Shift in product mix pushes up PCBL Q2 profit by 112%

Our Bureau Updated - October 30, 2018 at 08:31 PM.

Following a shift in product mix and focus on value-added premium grade products, RP-Sanjiv Goenka Group company Phillips Carbon Black Ltd (PCBL) has reported an over 112 per cent increase in net profit to ₹108 crore for Q2 FY19, against ₹51 crore in Q2 FY18. Revenues rose 47 per cent to ₹880 crore.

According to Sanjiv Goenka, Chairman, apart from value added premium offerings, the company has also utilised 98.5 per cent of its capacity and reported improved efficiencies.

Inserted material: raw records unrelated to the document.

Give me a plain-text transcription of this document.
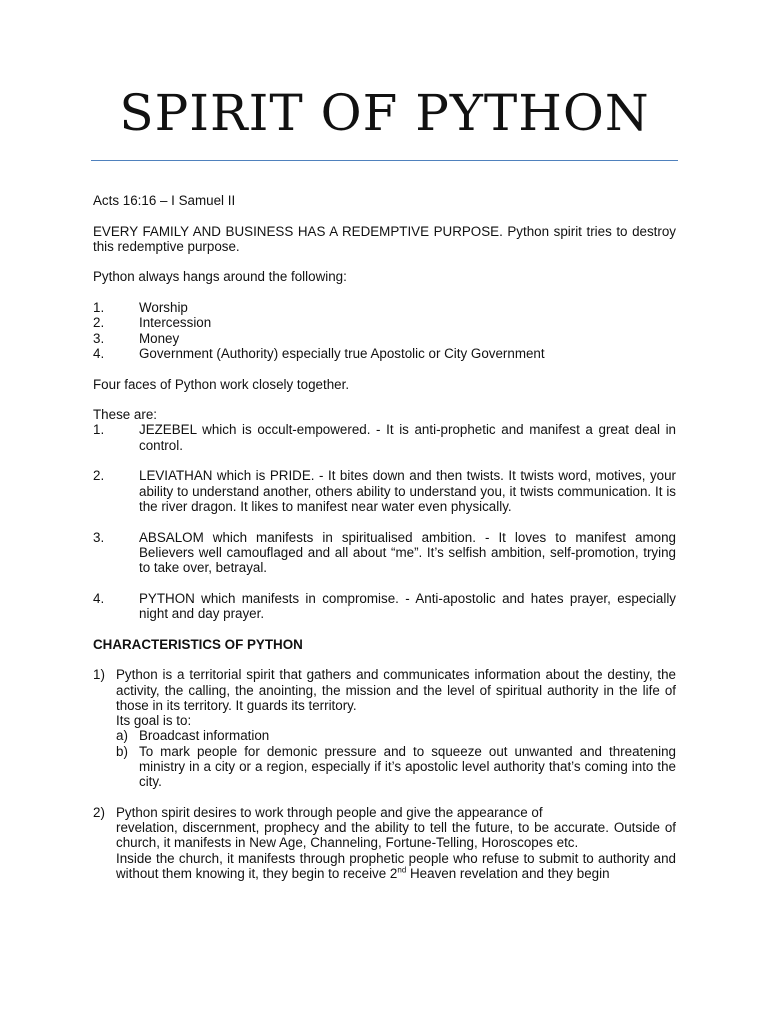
SPIRIT OF PYTHON

Acts 16:16 – I Samuel II

EVERY FAMILY AND BUSINESS HAS A REDEMPTIVE PURPOSE. Python spirit tries to destroy this redemptive purpose.

Python always hangs around the following:

1.	Worship
2.	Intercession
3.	Money
4.	Government (Authority) especially true Apostolic or City Government

Four faces of Python work closely together.

These are:

1.	JEZEBEL which is occult-empowered. - It is anti-prophetic and manifest a great deal in control.
2.	LEVIATHAN which is PRIDE. - It bites down and then twists. It twists word, motives, your ability to understand another, others ability to understand you, it twists communication. It is the river dragon. It likes to manifest near water even physically.
3.	ABSALOM which manifests in spiritualised ambition. - It loves to manifest among Believers well camouflaged and all about “me”. It’s selfish ambition, self-promotion, trying to take over, betrayal.
4.	PYTHON which manifests in compromise. - Anti-apostolic and hates prayer, especially night and day prayer.

CHARACTERISTICS OF PYTHON

1) Python is a territorial spirit that gathers and communicates information about the destiny, the activity, the calling, the anointing, the mission and the level of spiritual authority in the life of those in its territory. It guards its territory.

Its goal is to:

a) Broadcast information
b) To mark people for demonic pressure and to squeeze out unwanted and threatening ministry in a city or a region, especially if it’s apostolic level authority that’s coming into the city.
2) Python spirit desires to work through people and give the appearance of

revelation, discernment, prophecy and the ability to tell the future, to be accurate. Outside of church, it manifests in New Age, Channeling, Fortune-Telling, Horoscopes etc.

Inside the church, it manifests through prophetic people who refuse to submit to authority and without them knowing it, they begin to receive 2nd Heaven revelation and they begin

“We now have 50 engineers at our Palej (Gujarat) R&D centre working on newer grades,” he told reporters at a press conference.

According to Goenka, the company is yet to decide on the location of its greenfield project that will entail an estimated investment of ₹600 crore with an annual capacity of 150,000 tonnes.

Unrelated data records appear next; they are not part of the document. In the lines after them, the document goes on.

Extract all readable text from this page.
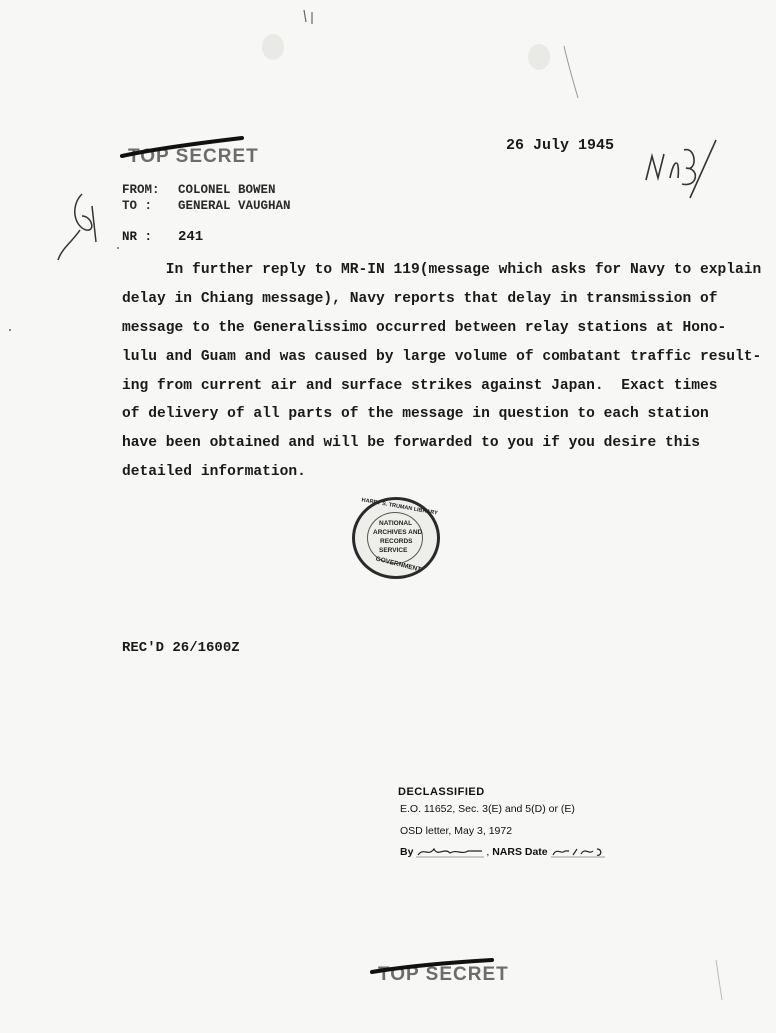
TOP SECRET
26 July 1945
FROM: COLONEL BOWEN
TO : GENERAL VAUGHAN
NR : 241
In further reply to MR-IN 119(message which asks for Navy to explain
delay in Chiang message), Navy reports that delay in transmission of
message to the Generalissimo occurred between relay stations at Hono-
lulu and Guam and was caused by large volume of combatant traffic result-
ing from current air and surface strikes against Japan.  Exact times
of delivery of all parts of the message in question to each station
have been obtained and will be forwarded to you if you desire this
detailed information.
HARRY S. TRUMAN LIBRARY
NATIONAL
ARCHIVES AND
RECORDS
SERVICE
GOVERNMENT
REC'D 26/1600Z
DECLASSIFIED
E.O. 11652, Sec. 3(E) and 5(D) or (E)
OSD letter, May 3, 1972
By	, NARS Date
TOP SECRET
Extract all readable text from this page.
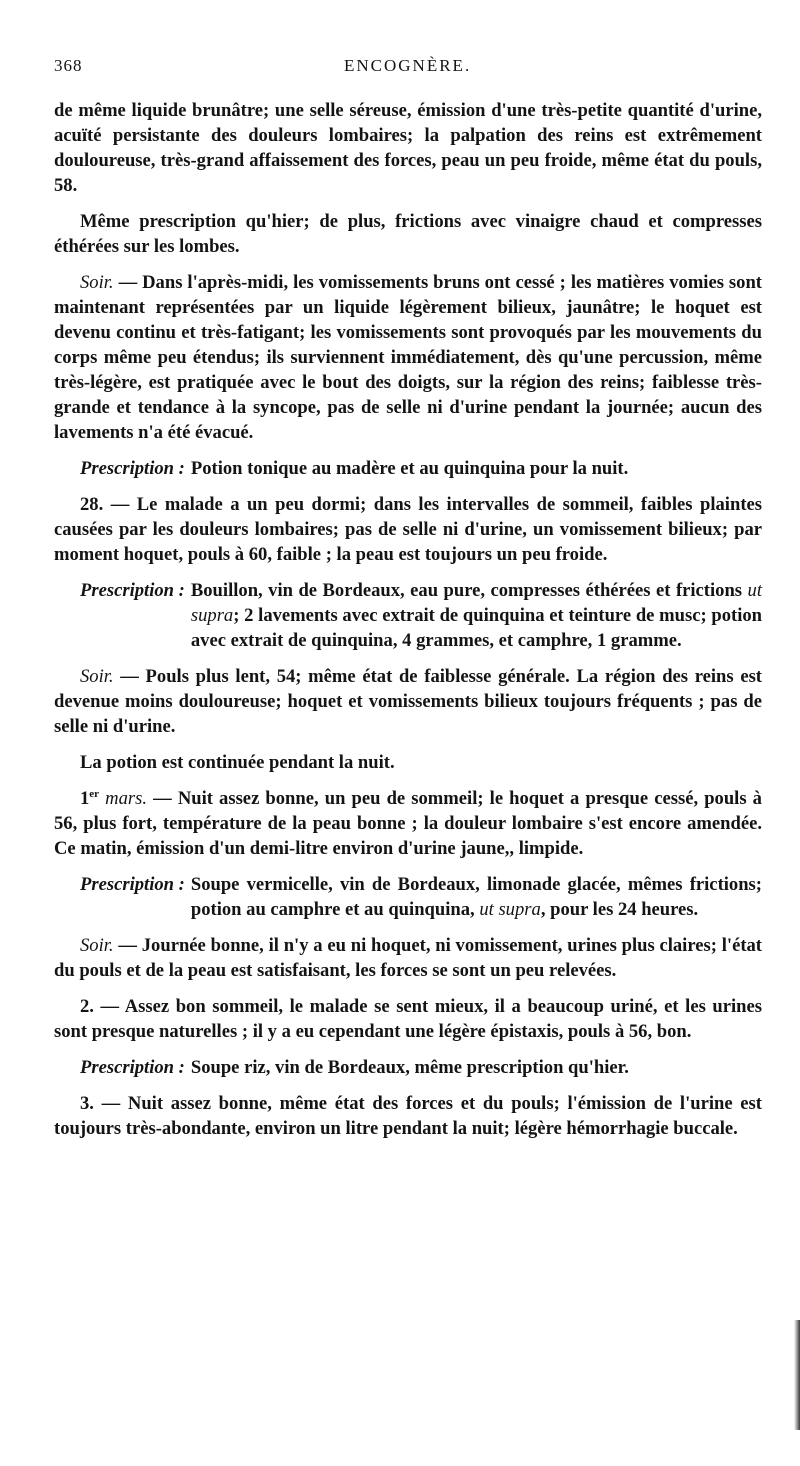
368	ENCOGNÈRE.

de même liquide brunâtre; une selle séreuse, émission d'une très-petite quantité d'urine, acuïté persistante des douleurs lombaires; la palpation des reins est extrêmement douloureuse, très-grand affaissement des forces, peau un peu froide, même état du pouls, 58.

Même prescription qu'hier; de plus, frictions avec vinaigre chaud et compresses éthérées sur les lombes.

Soir. — Dans l'après-midi, les vomissements bruns ont cessé ; les matières vomies sont maintenant représentées par un liquide légèrement bilieux, jaunâtre; le hoquet est devenu continu et très-fatigant; les vomissements sont provoqués par les mouvements du corps même peu étendus; ils surviennent immédiatement, dès qu'une percussion, même très-légère, est pratiquée avec le bout des doigts, sur la région des reins; faiblesse très-grande et tendance à la syncope, pas de selle ni d'urine pendant la journée; aucun des lavements n'a été évacué.

Prescription : Potion tonique au madère et au quinquina pour la nuit.

28. — Le malade a un peu dormi; dans les intervalles de sommeil, faibles plaintes causées par les douleurs lombaires; pas de selle ni d'urine, un vomissement bilieux; par moment hoquet, pouls à 60, faible ; la peau est toujours un peu froide.

Prescription : Bouillon, vin de Bordeaux, eau pure, compresses éthérées et frictions ut supra; 2 lavements avec extrait de quinquina et teinture de musc; potion avec extrait de quinquina, 4 grammes, et camphre, 1 gramme.

Soir. — Pouls plus lent, 54; même état de faiblesse générale. La région des reins est devenue moins douloureuse; hoquet et vomissements bilieux toujours fréquents ; pas de selle ni d'urine.

La potion est continuée pendant la nuit.

1er mars. — Nuit assez bonne, un peu de sommeil; le hoquet a presque cessé, pouls à 56, plus fort, température de la peau bonne ; la douleur lombaire s'est encore amendée. Ce matin, émission d'un demi-litre environ d'urine jaune,, limpide.

Prescription : Soupe vermicelle, vin de Bordeaux, limonade glacée, mêmes frictions; potion au camphre et au quinquina, ut supra, pour les 24 heures.

Soir. — Journée bonne, il n'y a eu ni hoquet, ni vomissement, urines plus claires; l'état du pouls et de la peau est satisfaisant, les forces se sont un peu relevées.

2. — Assez bon sommeil, le malade se sent mieux, il a beaucoup uriné, et les urines sont presque naturelles ; il y a eu cependant une légère épistaxis, pouls à 56, bon.

Prescription : Soupe riz, vin de Bordeaux, même prescription qu'hier.

3. — Nuit assez bonne, même état des forces et du pouls; l'émission de l'urine est toujours très-abondante, environ un litre pendant la nuit; légère hémorrhagie buccale.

While it is more or less decided that the project will be set up in South India, the company is in discussions with Tamil Nadu, Telangana and Andhra Pradesh, he added.

This apart, PCBL is adding 50,000 tonnes of capacity annually at Mundra in Gujarat, while another 30,000 tonnes will be added at Palej. While the Mundra project should be ready by November, Palej will be completed in Q2 FY20.